Given genotypes saved in compressed Variant Call Format (VCF) files (one file per chromosome) and located inside input/
directory, implement a workflow (see Figure below) which:
-
Constructs a list of unrelated individuals. Two individuals are related if kinship coefficient between them is >=0.0442. Use existing published open source software to compute kinship between individuals e.g. PLINK2 or KING.
-
Builds new VCF files which include only unrelated individuals. For each variant, it computes the following VCF INFO fields:
- alternate allele count (AC)
- alternate allele frequency (AF)
- minor allele frequency (MAF)
- total number of alleles (AN)
- average depth (AVG_DP), i.e. average value across FORMAT DP values
- number of heterozygous alternate allele carriers (N_ALT_HET), i.e. with genotypes 0/1 or 1/0
- number of homozygous alternate allele carriers (N_ALT_HOM), i.e. with genotype 1/1
Monomorphic variants (i.e. with AF = 0.0 or AF = 1.0) must be excluded.
-
For each variant, computes average depth's percentile value (AVG_DP_P) in VCF INFO field. If variant vi has the average depth value AVG_DPi, then its average depth's percentile value AVG_DP_Pi is equal to the percentage of variants across all VCF files with AVG_DP < AVG_DPi.
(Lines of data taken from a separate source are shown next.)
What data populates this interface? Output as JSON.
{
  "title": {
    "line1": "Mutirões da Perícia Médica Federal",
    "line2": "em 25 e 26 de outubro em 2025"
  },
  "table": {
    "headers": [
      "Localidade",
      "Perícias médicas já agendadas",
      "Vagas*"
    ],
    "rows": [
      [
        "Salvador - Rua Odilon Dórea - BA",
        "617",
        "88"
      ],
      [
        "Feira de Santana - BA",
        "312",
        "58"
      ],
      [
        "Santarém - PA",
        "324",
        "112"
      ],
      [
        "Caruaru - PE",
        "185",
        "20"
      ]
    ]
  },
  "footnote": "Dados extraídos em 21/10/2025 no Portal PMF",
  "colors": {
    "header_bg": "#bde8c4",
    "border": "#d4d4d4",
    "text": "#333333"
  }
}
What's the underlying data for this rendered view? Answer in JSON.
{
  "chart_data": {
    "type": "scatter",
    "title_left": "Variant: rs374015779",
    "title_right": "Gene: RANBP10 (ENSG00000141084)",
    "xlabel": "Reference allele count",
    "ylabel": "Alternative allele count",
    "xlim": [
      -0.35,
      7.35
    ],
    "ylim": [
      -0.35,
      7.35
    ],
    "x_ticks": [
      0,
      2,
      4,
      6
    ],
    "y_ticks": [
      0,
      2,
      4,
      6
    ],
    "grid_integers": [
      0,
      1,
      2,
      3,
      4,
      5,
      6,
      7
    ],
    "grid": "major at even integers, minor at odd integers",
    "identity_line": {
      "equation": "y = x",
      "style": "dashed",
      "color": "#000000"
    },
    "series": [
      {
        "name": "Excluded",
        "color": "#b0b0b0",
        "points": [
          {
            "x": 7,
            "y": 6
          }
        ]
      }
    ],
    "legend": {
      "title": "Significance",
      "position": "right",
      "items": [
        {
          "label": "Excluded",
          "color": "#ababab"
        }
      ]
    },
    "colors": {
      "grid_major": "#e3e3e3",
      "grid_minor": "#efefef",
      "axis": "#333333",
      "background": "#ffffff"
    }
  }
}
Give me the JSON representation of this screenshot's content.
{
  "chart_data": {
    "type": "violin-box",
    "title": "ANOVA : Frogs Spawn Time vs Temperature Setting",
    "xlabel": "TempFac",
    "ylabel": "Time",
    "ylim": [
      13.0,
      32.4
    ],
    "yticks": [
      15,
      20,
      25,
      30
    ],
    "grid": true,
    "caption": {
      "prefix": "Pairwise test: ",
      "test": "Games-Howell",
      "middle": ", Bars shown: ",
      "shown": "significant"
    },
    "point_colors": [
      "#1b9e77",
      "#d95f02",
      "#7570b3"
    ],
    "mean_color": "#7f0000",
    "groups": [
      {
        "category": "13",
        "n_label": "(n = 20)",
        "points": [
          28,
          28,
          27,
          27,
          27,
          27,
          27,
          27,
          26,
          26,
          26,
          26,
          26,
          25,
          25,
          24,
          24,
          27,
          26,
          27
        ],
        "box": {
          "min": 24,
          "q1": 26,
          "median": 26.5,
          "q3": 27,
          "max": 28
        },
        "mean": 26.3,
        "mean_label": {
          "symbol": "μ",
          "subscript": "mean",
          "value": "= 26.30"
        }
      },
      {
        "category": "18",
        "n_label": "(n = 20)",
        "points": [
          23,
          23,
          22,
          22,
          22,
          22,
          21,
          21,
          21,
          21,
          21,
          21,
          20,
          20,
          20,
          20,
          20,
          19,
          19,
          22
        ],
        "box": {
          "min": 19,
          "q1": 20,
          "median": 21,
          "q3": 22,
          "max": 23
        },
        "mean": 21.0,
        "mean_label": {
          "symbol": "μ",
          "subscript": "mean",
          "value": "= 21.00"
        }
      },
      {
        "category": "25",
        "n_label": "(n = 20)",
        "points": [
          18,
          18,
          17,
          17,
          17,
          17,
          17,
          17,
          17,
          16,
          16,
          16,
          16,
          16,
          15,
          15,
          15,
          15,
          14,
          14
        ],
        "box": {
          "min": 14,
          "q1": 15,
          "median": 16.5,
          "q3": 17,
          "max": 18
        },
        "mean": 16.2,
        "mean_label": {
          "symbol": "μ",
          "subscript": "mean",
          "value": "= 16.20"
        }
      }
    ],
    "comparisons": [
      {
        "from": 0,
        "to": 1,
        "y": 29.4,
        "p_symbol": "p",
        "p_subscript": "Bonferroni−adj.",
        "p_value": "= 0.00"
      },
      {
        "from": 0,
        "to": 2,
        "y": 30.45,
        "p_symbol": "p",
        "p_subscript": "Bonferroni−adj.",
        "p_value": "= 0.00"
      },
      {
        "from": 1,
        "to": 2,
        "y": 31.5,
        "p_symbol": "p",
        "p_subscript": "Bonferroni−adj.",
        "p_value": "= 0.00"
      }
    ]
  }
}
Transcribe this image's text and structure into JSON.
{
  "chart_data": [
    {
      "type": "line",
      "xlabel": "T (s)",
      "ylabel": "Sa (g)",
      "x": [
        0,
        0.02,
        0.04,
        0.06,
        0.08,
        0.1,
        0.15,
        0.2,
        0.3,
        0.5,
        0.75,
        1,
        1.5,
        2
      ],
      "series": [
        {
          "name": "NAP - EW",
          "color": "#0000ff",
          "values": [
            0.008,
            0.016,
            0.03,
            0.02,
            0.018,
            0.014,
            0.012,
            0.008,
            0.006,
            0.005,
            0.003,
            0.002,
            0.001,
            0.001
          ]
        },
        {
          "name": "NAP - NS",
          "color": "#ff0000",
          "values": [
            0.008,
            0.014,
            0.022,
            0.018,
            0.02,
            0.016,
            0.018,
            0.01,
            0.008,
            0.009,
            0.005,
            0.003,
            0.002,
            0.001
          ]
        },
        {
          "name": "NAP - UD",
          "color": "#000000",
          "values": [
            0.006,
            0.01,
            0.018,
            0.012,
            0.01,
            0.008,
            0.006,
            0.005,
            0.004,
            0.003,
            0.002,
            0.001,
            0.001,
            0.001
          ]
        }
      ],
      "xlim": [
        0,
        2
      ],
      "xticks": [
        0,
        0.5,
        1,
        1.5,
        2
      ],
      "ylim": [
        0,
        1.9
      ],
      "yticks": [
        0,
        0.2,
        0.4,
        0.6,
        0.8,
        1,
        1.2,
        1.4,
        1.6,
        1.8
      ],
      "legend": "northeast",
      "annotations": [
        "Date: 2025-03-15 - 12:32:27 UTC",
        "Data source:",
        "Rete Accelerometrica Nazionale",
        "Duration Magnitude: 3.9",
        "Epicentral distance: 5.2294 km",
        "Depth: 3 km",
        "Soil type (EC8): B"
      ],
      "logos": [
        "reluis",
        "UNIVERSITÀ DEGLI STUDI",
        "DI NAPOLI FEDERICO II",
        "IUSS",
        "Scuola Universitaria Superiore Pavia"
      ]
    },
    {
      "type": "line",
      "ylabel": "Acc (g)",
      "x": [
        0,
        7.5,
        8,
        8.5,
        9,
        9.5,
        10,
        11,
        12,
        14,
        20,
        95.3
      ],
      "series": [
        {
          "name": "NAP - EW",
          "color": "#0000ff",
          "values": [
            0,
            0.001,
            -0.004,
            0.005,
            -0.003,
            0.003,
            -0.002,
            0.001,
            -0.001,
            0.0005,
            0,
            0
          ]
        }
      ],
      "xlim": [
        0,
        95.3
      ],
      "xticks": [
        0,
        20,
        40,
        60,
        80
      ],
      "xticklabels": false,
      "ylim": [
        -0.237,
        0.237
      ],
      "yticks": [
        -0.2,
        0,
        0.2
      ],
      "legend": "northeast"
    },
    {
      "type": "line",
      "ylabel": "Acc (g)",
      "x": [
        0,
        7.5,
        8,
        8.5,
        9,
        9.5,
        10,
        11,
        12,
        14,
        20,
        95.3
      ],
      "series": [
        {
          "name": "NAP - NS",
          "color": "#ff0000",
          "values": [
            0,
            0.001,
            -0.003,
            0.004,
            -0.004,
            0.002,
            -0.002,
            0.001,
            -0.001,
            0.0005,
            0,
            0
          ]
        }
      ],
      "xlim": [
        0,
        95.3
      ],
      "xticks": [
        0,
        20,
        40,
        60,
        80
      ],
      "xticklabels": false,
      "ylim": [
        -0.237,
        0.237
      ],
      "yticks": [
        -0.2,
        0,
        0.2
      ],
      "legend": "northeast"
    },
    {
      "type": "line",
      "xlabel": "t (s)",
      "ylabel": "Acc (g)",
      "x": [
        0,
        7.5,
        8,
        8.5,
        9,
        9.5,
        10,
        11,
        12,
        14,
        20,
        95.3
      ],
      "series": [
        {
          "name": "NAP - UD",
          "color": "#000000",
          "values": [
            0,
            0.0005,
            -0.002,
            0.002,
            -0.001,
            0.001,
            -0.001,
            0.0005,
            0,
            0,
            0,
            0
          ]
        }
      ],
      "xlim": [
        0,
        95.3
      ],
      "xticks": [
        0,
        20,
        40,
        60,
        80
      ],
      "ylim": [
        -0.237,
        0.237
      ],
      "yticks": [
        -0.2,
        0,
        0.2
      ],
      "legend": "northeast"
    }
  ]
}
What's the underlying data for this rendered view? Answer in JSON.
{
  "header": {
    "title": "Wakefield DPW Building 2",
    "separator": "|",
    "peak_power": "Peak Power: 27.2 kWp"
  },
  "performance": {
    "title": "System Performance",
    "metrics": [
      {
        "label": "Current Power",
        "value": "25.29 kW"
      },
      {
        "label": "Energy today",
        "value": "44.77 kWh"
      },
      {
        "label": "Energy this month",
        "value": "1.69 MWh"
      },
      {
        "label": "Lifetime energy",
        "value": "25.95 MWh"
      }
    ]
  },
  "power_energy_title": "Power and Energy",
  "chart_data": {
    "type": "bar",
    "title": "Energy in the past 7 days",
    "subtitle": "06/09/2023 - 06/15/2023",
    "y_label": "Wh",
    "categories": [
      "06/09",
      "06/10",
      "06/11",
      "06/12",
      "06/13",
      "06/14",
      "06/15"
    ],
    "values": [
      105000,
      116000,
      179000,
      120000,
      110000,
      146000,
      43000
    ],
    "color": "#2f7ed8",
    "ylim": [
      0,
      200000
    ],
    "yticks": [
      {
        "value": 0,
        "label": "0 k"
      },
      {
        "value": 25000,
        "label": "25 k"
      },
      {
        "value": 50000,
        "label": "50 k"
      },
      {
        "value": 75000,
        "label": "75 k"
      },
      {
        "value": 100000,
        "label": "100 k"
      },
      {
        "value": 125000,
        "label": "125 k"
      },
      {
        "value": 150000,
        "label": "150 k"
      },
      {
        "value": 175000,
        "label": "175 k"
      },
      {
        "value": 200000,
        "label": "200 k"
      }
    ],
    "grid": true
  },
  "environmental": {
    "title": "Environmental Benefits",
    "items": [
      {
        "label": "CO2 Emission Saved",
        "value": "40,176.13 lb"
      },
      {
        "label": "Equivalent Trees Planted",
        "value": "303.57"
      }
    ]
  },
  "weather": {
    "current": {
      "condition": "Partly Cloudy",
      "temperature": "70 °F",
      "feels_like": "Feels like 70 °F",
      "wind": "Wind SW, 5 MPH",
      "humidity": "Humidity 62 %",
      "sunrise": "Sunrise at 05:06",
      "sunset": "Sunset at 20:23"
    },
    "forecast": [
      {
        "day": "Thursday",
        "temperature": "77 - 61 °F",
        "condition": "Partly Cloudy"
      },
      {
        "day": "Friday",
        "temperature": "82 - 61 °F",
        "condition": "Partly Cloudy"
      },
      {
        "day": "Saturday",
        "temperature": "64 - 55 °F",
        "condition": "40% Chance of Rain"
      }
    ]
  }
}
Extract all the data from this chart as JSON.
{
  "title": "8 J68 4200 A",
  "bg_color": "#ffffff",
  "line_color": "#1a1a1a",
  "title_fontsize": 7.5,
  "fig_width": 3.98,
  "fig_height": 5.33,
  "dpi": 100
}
To implement this workflow you may:
- use any workflow system of your choice, which is compatible with HPC (e.g. Nextflow, Snakemake, Luigi, Cromwell)
- use any existing published open source sowtware tools (e.g. bcftools, vcftools, PLINK2, KING, R and R packages)
- use any scripting/programming language (or any combination of them) of your choice (e.g. Python, C/C++, Java, Perl, R, shell scripting)
Please, send us a single compressed archive which includes:
- README. It should provide: (a) a list of all open-source software tools (and their versions) which were used; (b) any additional requirements for the operating system and/or system libraries; (c) any compilation instructions if such exists (d) detailed step-by-step description on how to run the workflow.
- Workflow source code. Include also configuration files if such are needed to run the workflow.
- Source of your custom scripts/code. Please include detailed comments in your source code. This will help us better understand your code.
Don't send VCF output files!
The following will be evaluated:
- Workflow can be easily installed and run.
- Selection of unrelated individuals follows best practices.
- All requested INFO fields are present in the final output VCF files.
- Values in the requested INFO fields in the final output VCF files are correct for a set of identified unrelated individuals.
Depicted sequence of steps in the workflow may not be optimal and any improvements (if such possible) are highly encouraged. Please, leave descriptive comments, which may help us to better understand your choices.